A British-built satellite equipped with a 3.4-Kilowatt laser, as powerful as 840 lightbulbs, has been launched into space.
Flying at 200 miles above the surface of the Earth, the powerful laser on the European Space Agency’s (ESA) Aeolus spacecraft will beam down into the atmosphere and measure wind speeds.
This represents a completely new approach that could potentially revolutionise the accuracy of weather forecasting, helping to protect people from disasters like floods and hurricanes across the world.
The spacecraft was built by Airbus Defence and Space in Stevenage, with other British businesses providing critical elements to the mission, including a camera, software and propulsion systems.
Science Minister Sam Gyimah said: “The Aeolus mission is a great example of the potential real-world impacts that space can have on Earth.
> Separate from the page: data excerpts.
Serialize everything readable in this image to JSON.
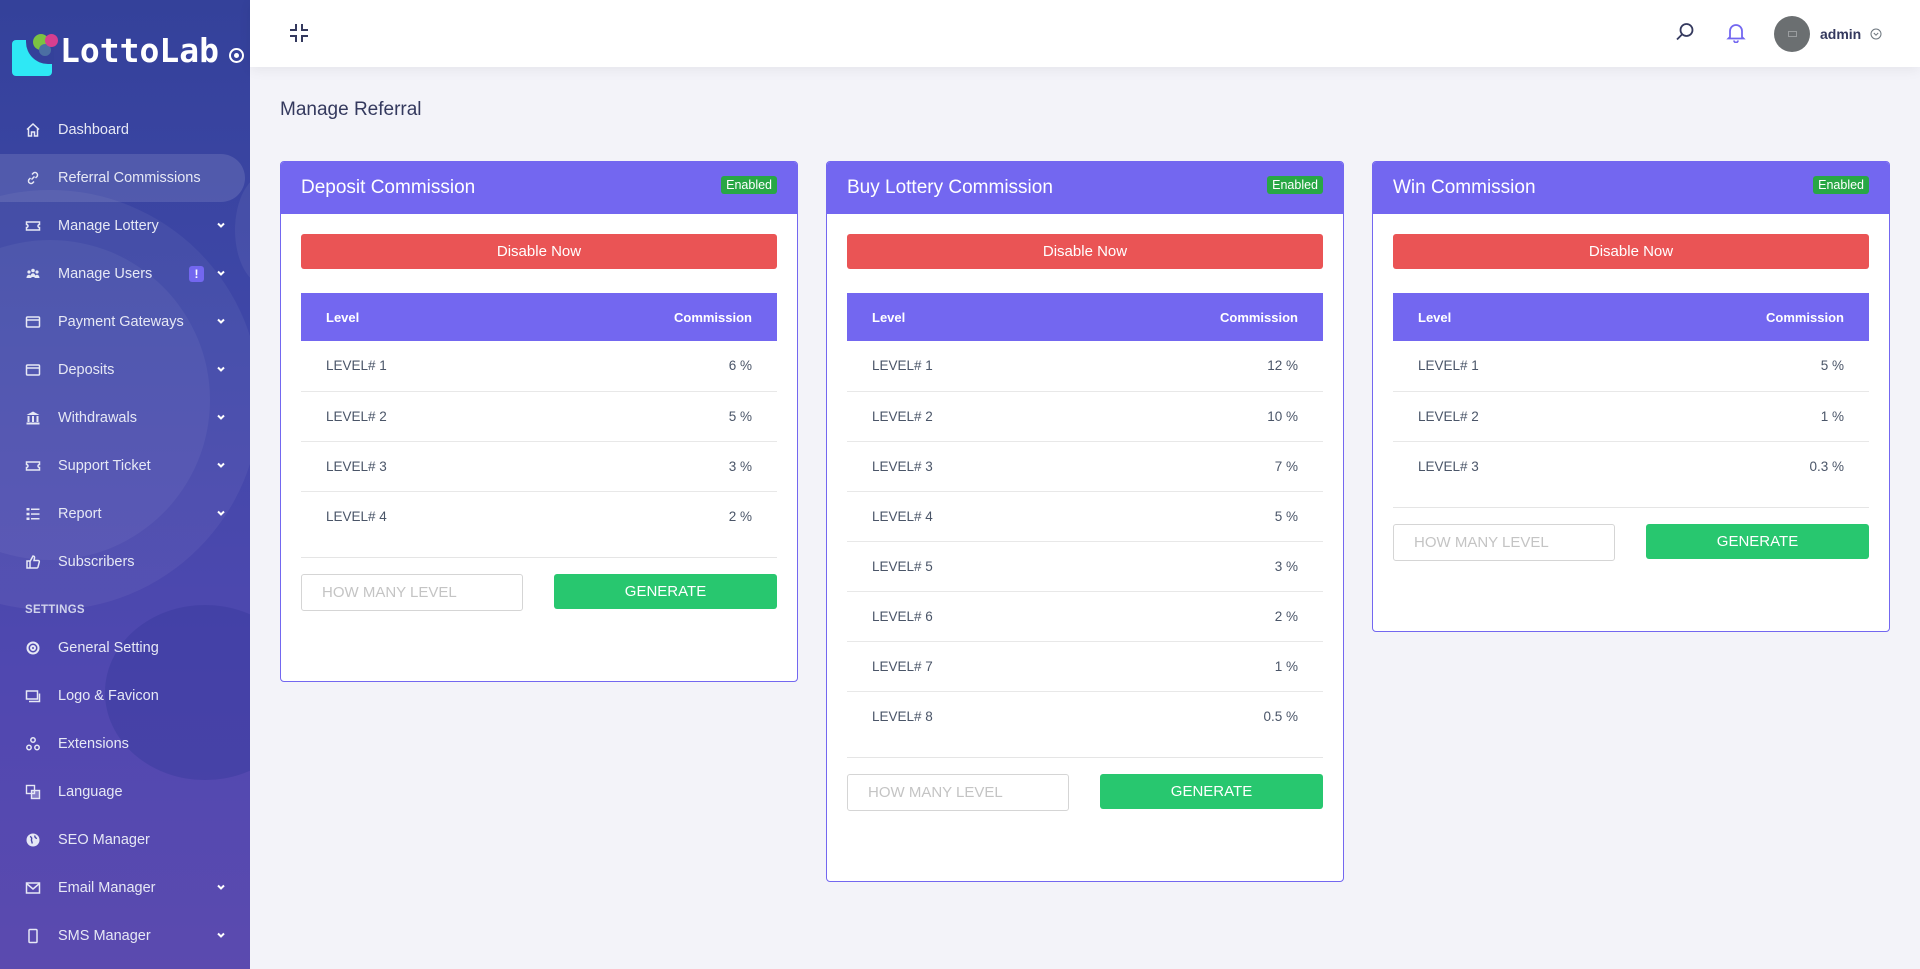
{
  "brand": {
    "name": "LottoLab"
  },
  "sidebar": {
    "items": [
      {
        "label": "Dashboard",
        "icon": "home-icon",
        "active": false,
        "has_submenu": false
      },
      {
        "label": "Referral Commissions",
        "icon": "link-icon",
        "active": true,
        "has_submenu": false
      },
      {
        "label": "Manage Lottery",
        "icon": "ticket-icon",
        "active": false,
        "has_submenu": true
      },
      {
        "label": "Manage Users",
        "icon": "users-icon",
        "active": false,
        "has_submenu": true,
        "badge": "!"
      },
      {
        "label": "Payment Gateways",
        "icon": "credit-card-icon",
        "active": false,
        "has_submenu": true
      },
      {
        "label": "Deposits",
        "icon": "credit-card-icon",
        "active": false,
        "has_submenu": true
      },
      {
        "label": "Withdrawals",
        "icon": "bank-icon",
        "active": false,
        "has_submenu": true
      },
      {
        "label": "Support Ticket",
        "icon": "ticket-icon",
        "active": false,
        "has_submenu": true
      },
      {
        "label": "Report",
        "icon": "list-icon",
        "active": false,
        "has_submenu": true
      },
      {
        "label": "Subscribers",
        "icon": "thumbs-up-icon",
        "active": false,
        "has_submenu": false
      }
    ],
    "settings_heading": "SETTINGS",
    "settings_items": [
      {
        "label": "General Setting",
        "icon": "lifebuoy-icon",
        "has_submenu": false
      },
      {
        "label": "Logo & Favicon",
        "icon": "images-icon",
        "has_submenu": false
      },
      {
        "label": "Extensions",
        "icon": "cubes-icon",
        "has_submenu": false
      },
      {
        "label": "Language",
        "icon": "language-icon",
        "has_submenu": false
      },
      {
        "label": "SEO Manager",
        "icon": "globe-icon",
        "has_submenu": false
      },
      {
        "label": "Email Manager",
        "icon": "envelope-icon",
        "has_submenu": true
      },
      {
        "label": "SMS Manager",
        "icon": "mobile-icon",
        "has_submenu": true
      }
    ]
  },
  "topbar": {
    "user_name": "admin"
  },
  "page": {
    "title": "Manage Referral"
  },
  "colors": {
    "primary": "#7367f0",
    "danger": "#ea5455",
    "success": "#28c76f",
    "badge_success": "#28a745"
  },
  "cards": [
    {
      "title": "Deposit Commission",
      "status": "Enabled",
      "disable_label": "Disable Now",
      "col_level": "Level",
      "col_commission": "Commission",
      "rows": [
        {
          "level": "LEVEL# 1",
          "commission": "6 %"
        },
        {
          "level": "LEVEL# 2",
          "commission": "5 %"
        },
        {
          "level": "LEVEL# 3",
          "commission": "3 %"
        },
        {
          "level": "LEVEL# 4",
          "commission": "2 %"
        }
      ],
      "input_placeholder": "HOW MANY LEVEL",
      "input_value": "",
      "generate_label": "GENERATE"
    },
    {
      "title": "Buy Lottery Commission",
      "status": "Enabled",
      "disable_label": "Disable Now",
      "col_level": "Level",
      "col_commission": "Commission",
      "rows": [
        {
          "level": "LEVEL# 1",
          "commission": "12 %"
        },
        {
          "level": "LEVEL# 2",
          "commission": "10 %"
        },
        {
          "level": "LEVEL# 3",
          "commission": "7 %"
        },
        {
          "level": "LEVEL# 4",
          "commission": "5 %"
        },
        {
          "level": "LEVEL# 5",
          "commission": "3 %"
        },
        {
          "level": "LEVEL# 6",
          "commission": "2 %"
        },
        {
          "level": "LEVEL# 7",
          "commission": "1 %"
        },
        {
          "level": "LEVEL# 8",
          "commission": "0.5 %"
        }
      ],
      "input_placeholder": "HOW MANY LEVEL",
      "input_value": "",
      "generate_label": "GENERATE"
    },
    {
      "title": "Win Commission",
      "status": "Enabled",
      "disable_label": "Disable Now",
      "col_level": "Level",
      "col_commission": "Commission",
      "rows": [
        {
          "level": "LEVEL# 1",
          "commission": "5 %"
        },
        {
          "level": "LEVEL# 2",
          "commission": "1 %"
        },
        {
          "level": "LEVEL# 3",
          "commission": "0.3 %"
        }
      ],
      "input_placeholder": "HOW MANY LEVEL",
      "input_value": "",
      "generate_label": "GENERATE"
    }
  ]
}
Its data will lead to more reliable weather forecasts that can be used by farmers, seafarers, construction workers and others to improve productivity and safety.
“Space is a key part of our modern Industrial Strategy and it is work like this that shows how vital our role in the European Space Agency is in bringing real benefits to UK companies.”
Aeolus is the fifth of ESA’s Earth Explorer missions, which address critical Earth science issues, focusing on innovative missions and leading-edge technologies that deliver scientific excellence.